You can also use the cw-healthctl tool to list all checks with a specific label:

[admin@head0 ~]$ cw-healthctl -i %gpu ls
Health Checks
  GpuConfiguration
  NvidiaGpuHealth

Including multiple labels lists all checks that have any one of those labels:

[admin@head0 ~]$ cw-healthctl -i %gpu,%infiniband ls
Health Checks
  GpuConfiguration
  InfiniBandLinkState
  InfiniBandPortErrors
  NvidiaGpuHealth

Default Node Health Checks#

A set of default health checks are installed with the ClusterWareAI software. The default health checks look for common node health problems, such as system errors, file system capacity and usage, and zombie processes. There are also default health checks for common cluster configurations, such as Slurm-specific checks, checks for InfiniBand network issues, NVIDIA or AMD GPU problems, Kubernetes-specific checks, and so on. Many default health checks have labels so that you can easily apply a group of checks to a set of similar nodes. The default health checks do not have any dependencies.

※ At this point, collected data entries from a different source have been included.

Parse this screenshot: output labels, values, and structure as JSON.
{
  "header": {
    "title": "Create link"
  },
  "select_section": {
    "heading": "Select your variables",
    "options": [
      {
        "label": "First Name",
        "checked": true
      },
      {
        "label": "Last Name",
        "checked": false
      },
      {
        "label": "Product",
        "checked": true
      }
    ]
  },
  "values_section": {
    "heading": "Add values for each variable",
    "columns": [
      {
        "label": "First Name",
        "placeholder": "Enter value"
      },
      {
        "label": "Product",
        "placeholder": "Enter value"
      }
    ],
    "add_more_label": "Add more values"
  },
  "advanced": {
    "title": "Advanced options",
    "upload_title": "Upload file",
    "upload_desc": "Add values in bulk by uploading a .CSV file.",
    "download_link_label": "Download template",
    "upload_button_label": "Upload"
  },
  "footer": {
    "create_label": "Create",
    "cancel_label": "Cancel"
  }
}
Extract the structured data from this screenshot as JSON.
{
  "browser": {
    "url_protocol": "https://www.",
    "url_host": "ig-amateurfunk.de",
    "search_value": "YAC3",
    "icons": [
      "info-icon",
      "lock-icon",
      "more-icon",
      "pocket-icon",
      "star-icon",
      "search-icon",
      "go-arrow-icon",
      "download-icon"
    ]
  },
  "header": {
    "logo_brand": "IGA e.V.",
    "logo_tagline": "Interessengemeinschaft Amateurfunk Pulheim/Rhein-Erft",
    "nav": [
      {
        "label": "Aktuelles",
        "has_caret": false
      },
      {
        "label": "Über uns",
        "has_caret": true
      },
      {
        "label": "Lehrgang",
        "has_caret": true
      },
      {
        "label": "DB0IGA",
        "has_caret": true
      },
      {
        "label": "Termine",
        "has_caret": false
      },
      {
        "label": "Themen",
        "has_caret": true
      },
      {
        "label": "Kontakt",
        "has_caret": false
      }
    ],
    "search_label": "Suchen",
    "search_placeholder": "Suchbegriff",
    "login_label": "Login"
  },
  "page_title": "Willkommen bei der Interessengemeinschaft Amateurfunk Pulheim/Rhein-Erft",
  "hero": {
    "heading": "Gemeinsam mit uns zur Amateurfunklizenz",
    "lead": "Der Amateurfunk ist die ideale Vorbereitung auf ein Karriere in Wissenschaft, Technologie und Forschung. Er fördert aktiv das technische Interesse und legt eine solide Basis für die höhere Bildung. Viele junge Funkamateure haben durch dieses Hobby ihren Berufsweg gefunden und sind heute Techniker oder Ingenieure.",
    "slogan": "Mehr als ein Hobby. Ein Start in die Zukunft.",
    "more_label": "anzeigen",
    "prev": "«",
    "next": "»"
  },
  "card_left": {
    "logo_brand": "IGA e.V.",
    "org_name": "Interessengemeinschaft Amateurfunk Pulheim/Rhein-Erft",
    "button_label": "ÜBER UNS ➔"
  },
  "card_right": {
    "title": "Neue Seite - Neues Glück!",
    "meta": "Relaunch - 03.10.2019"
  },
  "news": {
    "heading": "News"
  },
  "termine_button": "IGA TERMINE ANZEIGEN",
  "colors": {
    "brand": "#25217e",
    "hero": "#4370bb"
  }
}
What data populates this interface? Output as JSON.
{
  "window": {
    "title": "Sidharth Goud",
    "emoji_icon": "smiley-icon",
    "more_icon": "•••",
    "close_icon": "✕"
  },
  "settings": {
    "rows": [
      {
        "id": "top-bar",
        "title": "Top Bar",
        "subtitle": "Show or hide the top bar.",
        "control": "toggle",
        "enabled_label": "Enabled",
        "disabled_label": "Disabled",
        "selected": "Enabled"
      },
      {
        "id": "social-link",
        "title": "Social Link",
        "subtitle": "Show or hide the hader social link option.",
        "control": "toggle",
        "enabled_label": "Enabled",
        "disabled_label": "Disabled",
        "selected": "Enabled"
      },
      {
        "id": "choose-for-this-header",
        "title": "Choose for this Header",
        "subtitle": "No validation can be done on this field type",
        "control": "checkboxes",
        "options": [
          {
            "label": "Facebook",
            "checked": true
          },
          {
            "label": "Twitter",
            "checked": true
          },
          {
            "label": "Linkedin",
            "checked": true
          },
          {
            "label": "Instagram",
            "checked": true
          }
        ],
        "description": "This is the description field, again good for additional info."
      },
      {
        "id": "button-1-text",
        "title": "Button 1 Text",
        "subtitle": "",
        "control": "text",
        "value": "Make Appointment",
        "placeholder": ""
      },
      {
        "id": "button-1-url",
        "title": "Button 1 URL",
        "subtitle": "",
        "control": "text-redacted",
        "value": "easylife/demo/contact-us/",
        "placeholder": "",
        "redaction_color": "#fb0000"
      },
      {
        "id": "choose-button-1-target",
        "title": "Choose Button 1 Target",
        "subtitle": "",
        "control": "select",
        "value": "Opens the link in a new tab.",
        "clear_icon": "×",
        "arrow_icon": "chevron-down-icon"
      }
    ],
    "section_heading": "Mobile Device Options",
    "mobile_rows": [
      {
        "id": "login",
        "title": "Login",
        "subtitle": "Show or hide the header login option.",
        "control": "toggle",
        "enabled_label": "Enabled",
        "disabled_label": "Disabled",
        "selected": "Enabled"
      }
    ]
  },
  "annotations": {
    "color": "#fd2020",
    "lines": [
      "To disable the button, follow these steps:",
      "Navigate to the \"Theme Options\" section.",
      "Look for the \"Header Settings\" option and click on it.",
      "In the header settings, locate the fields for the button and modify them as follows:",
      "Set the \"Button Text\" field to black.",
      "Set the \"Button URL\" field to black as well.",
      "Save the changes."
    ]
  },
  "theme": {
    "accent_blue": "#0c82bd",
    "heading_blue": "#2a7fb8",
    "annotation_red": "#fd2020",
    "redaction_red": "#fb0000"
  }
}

After install or update, view the list of default checks on the ARS Policy Page of the ClusterWareAI GUI or by running:

cw-healthctl ls -l

To remove all user-created or user-modified health checks and revert the ClusterWareAI software to the originally installed default health checks, run:

cw-healthctl --reset-all

Troubleshoot Health Checks#

The ClusterWareAI software cannot detect the difference between a health check failure on a compute node because the node has an issue and a health check failure because the health check did not execute properly. If you cannot diagnose a problem on a compute node, try running the health check script on the node manually to see if it succeeds. If it does not run, the health check may be missing a dependency or have other issues.